The Biblical Illustrator
Hosea 2:10-12
None shall deliver her out of My hand.
The Lord’s sentence
I. Taking away things necessary to life, Learn--
1. However the Lord communicate of His bounty with the children of men, yet He still retains the dominion of all the creatures in His own hand, that He may dispose of them at His pleasure.
2. Men’s abuse of prosperity, especially to uphold a false religion, doth justly forefault their right thereunto before God, and doth provoke Him to take away abused mercies.
3. As God’s former bounty will not secure pros perity to the abusers of it, so He will take it away when it promises fairest, as when it is come to the harvest.

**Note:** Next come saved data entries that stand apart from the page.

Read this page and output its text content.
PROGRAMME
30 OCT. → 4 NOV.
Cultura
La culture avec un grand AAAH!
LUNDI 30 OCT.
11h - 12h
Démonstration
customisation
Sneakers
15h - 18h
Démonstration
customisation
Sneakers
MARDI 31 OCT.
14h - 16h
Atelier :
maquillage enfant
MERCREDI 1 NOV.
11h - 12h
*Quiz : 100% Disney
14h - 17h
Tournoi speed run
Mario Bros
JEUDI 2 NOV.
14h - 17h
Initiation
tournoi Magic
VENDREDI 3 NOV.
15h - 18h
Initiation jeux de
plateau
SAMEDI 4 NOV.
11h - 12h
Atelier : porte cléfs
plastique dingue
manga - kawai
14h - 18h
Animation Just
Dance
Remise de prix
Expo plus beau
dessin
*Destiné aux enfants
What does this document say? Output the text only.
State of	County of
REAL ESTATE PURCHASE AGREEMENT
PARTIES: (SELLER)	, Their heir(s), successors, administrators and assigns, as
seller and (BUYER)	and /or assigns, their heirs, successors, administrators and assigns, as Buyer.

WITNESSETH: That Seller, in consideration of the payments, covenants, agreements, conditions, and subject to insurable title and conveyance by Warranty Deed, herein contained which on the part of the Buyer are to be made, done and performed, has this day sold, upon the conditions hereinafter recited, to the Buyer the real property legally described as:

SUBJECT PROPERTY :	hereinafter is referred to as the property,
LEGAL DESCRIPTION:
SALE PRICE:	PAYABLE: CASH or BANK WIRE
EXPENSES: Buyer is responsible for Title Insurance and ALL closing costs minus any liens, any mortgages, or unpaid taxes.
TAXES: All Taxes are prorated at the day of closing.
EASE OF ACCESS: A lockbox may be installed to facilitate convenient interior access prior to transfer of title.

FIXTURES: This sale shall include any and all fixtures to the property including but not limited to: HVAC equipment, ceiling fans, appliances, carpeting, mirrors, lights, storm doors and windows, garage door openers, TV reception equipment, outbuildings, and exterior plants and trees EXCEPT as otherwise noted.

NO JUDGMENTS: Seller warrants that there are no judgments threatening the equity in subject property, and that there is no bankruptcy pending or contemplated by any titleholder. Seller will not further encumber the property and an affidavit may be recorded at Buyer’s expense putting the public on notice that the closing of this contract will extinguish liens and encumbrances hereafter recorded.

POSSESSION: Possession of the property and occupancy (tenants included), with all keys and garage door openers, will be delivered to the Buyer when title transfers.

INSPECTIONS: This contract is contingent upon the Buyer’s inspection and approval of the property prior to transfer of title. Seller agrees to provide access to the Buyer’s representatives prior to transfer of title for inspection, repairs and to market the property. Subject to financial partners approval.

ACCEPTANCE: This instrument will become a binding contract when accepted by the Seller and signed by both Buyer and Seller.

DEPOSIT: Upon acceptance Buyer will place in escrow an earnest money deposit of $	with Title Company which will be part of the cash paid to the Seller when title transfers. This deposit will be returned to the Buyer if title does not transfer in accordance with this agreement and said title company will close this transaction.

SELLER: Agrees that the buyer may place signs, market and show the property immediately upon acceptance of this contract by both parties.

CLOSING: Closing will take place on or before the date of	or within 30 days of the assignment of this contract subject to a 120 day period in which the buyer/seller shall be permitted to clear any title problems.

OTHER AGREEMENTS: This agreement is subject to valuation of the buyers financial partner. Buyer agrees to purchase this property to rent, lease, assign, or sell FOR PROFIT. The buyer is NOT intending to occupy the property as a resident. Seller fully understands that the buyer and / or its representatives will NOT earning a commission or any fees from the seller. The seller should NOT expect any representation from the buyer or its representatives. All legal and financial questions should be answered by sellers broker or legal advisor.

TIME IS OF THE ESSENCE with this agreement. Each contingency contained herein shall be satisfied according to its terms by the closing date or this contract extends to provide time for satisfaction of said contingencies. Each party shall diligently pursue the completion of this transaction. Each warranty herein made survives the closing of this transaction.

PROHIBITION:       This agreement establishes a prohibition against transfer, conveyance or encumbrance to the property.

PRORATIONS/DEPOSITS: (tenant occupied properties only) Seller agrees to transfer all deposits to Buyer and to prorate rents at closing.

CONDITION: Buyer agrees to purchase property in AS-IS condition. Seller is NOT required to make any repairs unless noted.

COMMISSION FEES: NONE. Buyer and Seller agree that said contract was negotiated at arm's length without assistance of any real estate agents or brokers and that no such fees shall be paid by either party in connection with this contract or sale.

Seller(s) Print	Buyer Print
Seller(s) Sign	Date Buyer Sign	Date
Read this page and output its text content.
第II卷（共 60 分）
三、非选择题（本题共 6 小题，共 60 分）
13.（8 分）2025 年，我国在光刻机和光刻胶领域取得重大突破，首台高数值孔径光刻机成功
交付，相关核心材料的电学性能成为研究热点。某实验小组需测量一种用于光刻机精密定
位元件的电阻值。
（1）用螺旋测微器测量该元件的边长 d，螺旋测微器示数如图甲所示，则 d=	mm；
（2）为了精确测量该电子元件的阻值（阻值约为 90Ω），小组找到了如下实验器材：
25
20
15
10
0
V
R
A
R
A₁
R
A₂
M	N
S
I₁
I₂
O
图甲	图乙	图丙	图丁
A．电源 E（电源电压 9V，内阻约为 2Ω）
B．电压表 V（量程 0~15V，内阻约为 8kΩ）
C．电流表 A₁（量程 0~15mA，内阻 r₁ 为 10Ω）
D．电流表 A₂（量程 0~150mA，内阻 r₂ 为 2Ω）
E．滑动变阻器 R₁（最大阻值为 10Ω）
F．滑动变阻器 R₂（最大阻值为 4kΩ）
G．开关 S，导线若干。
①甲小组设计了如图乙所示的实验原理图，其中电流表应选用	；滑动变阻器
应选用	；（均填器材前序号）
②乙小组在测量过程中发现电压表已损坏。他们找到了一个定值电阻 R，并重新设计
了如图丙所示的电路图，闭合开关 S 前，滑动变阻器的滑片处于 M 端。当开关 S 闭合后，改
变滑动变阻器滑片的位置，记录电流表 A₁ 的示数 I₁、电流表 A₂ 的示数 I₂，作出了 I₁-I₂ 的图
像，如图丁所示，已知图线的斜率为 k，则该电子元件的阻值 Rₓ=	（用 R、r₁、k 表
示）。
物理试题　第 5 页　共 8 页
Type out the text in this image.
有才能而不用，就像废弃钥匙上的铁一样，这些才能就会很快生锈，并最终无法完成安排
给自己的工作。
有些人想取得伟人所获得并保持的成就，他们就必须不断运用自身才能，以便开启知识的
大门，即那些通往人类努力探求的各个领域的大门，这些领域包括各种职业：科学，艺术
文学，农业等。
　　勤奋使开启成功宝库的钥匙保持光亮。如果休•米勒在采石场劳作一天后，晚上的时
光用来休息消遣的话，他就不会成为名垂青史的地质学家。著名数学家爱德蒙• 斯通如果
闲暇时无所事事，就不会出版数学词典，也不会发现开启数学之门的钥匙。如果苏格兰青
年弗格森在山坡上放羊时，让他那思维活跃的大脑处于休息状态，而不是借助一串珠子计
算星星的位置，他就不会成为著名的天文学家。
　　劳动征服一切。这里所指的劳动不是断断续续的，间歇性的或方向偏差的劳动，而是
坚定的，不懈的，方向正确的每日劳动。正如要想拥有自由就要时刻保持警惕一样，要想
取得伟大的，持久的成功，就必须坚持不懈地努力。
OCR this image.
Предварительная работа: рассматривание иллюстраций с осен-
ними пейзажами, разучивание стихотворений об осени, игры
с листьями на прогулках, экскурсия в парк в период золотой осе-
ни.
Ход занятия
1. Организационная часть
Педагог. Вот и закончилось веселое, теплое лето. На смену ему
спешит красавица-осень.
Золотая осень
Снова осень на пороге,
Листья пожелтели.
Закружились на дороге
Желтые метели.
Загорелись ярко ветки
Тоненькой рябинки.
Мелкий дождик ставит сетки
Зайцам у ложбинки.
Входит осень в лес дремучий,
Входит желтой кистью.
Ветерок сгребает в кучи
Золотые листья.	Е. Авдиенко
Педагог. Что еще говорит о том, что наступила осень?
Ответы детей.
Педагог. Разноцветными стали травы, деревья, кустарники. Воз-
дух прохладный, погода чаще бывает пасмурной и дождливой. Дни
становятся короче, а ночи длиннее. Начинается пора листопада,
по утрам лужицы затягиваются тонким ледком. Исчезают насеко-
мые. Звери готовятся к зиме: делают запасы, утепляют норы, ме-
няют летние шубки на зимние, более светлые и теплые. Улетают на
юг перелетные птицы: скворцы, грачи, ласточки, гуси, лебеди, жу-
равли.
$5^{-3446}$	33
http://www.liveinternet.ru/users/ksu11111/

4. As outward mercies are given for the supply of necessities, and not for fostering of luxury, so it is a special cause of God’s stroke that men do so far miscarry, because of that, without which they would be so vile. These things were given to cover her nakedness, and she would be vile without them. Yet she abused them, and therefore God will take them away.
II. Making her vileness appear to her lovers. Learn--
1. How right soever sinners may appear to themselves or others in their prosperity, yet God will, by judgments, make it appear how lewd and vile their way hath been.
2. God is so strong a party as when He contends with sinners, all their confidences in idolatry, false worship, or confederates, will fail them, and not be able to help them.
3. Idolatry, and abuse of prosperity to uphold it, doth ripen a visible Church for very speedy destruction.
III. Cutting short mirth and worship. Learn--
1. Sin and mirth will not last long together, but were there never so much of mirth, sin will cut it all short.
2. God will not be mocked with external performances of solemn worship to Him, when they join gross idolatry with them.
IV. Destruction even of the sources of blessing. Not only their fruits, but the trees they grew upon. Learn--
1. Spiritual judgments and deprivation of ordinances will have but little weight with wicked men, unless some other rod be sent with them.
2. Such is the desperate stupidity and obstinacy of declining sinners, as no cutting off of present enjoyments will affect them, unless their future expectations be cut off likewise.
3. As God doth not cut off enjoyments from sinners, but when they do abuse them, so we should take heed of God’s quarrel under calamities, and especially the abuse of prosperity, in not acknowledging God, but strengthening ourselves in an ill way, because of it. (George Hutcheson.)
God’s punishments are just
Whenever God deals severely with men, He visits their sins, and inflicts a just punishment. For though men may consider themselves to be chastised by the Lord, they yet do not thoroughly search and examine themselves as they ought. Hence the prophet repeats what we have before met with, and that is, that this chastisement would be just. At the same time, he shows us as by the finger what chiefly displeased God in the Israelites, which was, that religion was corrupted by them: for there is nothing more necessary to be known, than that in order men may ever habituate themselves to worship God in a pure manner, this should be testified to them, that all superstitions are such an abomination to God that He cannot bear them. (John Calvin.)